Although her children had grown up involved in church activities, Raybon believes that wasn’t enough. “I wasn’t introducing my children to Jesus,” she said. “Once you know him, you don’t walk away from him. What I introduced them to was institutional church, to organized activities under the roof of a church.”
When the mountains in her life wouldn’t move, she began to look again at her prayer life. “I decided to step back from the mountains and start on this journey to learn how to pray,” she said. In the process, she says she “moved closer to God,” the most important thing that could happen in her life.
I think she’d like Lawson’s talk of “face time” with God, because she’s discovered that “prayer is not about talking as much as listening. It is about enjoying God’s presence.”
Her quest took her to some authors she had never read before. She calls them “classic prayer people,” writers like Brother Lawrence, Richard Foster, Oswald Chambers, and Andrew Murray. “I was fascinated that these authors talked about stepping into the presence of God and resting there,” she said, “just . . . enjoying refreshment in the presence of God.”
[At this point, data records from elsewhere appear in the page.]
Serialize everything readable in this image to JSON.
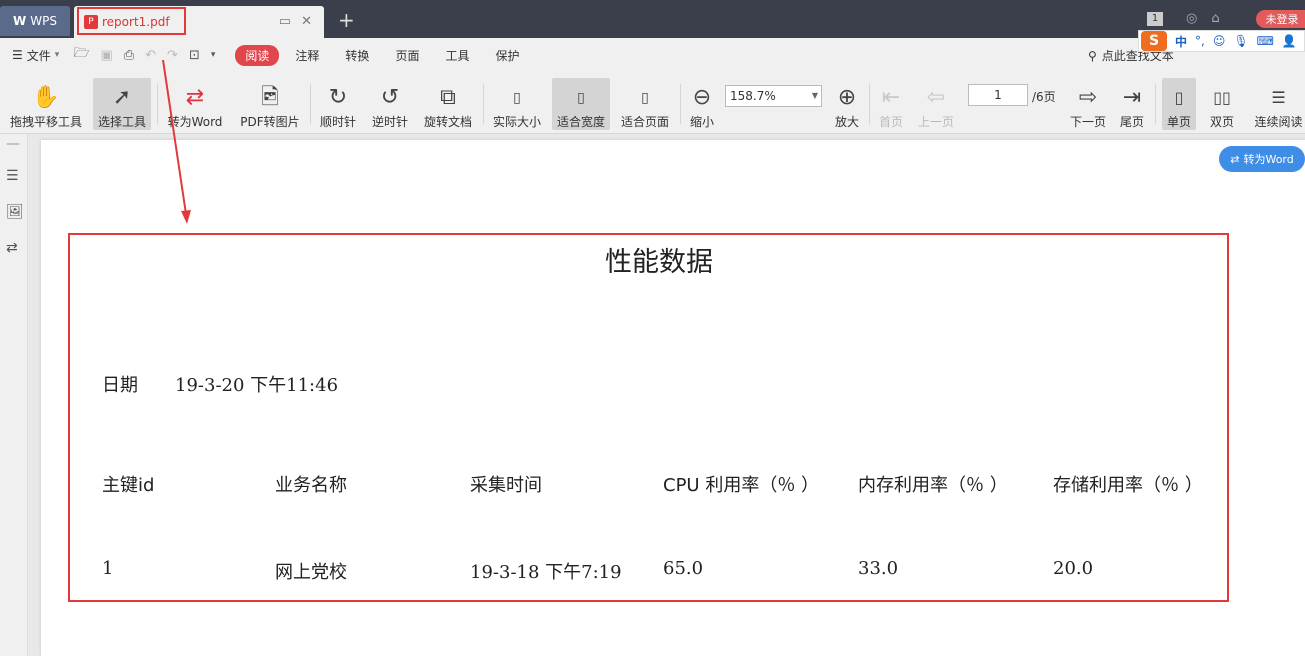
{
  "tabs": {
    "app_label": "WPS",
    "doc_name": "report1.pdf",
    "new_tab": "+",
    "badge": "1",
    "login": "未登录"
  },
  "menubar": {
    "file": "文件",
    "read": "阅读",
    "items": [
      "注释",
      "转换",
      "页面",
      "工具",
      "保护"
    ],
    "search": "点此查找文本"
  },
  "ime": {
    "s": "S",
    "zh": "中",
    "punct": "°,"
  },
  "toolbar": {
    "hand": "拖拽平移工具",
    "select": "选择工具",
    "to_word": "转为Word",
    "pdf_to_img": "PDF转图片",
    "cw": "顺时针",
    "ccw": "逆时针",
    "rotate_doc": "旋转文档",
    "actual": "实际大小",
    "fit_width": "适合宽度",
    "fit_page": "适合页面",
    "zoom_out": "缩小",
    "zoom": "158.7%",
    "zoom_in": "放大",
    "first": "首页",
    "prev": "上一页",
    "page": "1",
    "total": "/6页",
    "next": "下一页",
    "last": "尾页",
    "single": "单页",
    "double": "双页",
    "continuous": "连续阅读"
  },
  "float_word": "转为Word",
  "document": {
    "title": "性能数据",
    "date_label": "日期",
    "date_value": "19-3-20 下午11:46",
    "headers": [
      "主键id",
      "业务名称",
      "采集时间",
      "CPU 利用率（％ ）",
      "内存利用率（％ ）",
      "存储利用率（％ ）"
    ],
    "row": [
      "1",
      "网上党校",
      "19-3-18 下午7:19",
      "65.0",
      "33.0",
      "20.0"
    ]
  },
  "colors": {
    "accent_red": "#e23a3a",
    "word_blue": "#3e8ee8"
  }
}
She believes the message of her book is for people who struggle with faith in the midst of personal problems. She challenges her readers to keep praying, regardless of the circumstances, and says the Christian can have a “remarkable and personal relationship with our heavenly Father” no matter what else is going on in our lives.
Like all relationships, our connection with God is a factor of time. Our closest friends, our dearest relatives, are those with whom we’ve spent many hours.
This is Raybon’s experience, mirrored in the testimony of our writers this week. This kind of prayer brings satisfaction far beyond a list of requests received from God. What we gain amid the chaos of contemporary life is an equilibrium that comes from knowing his heart.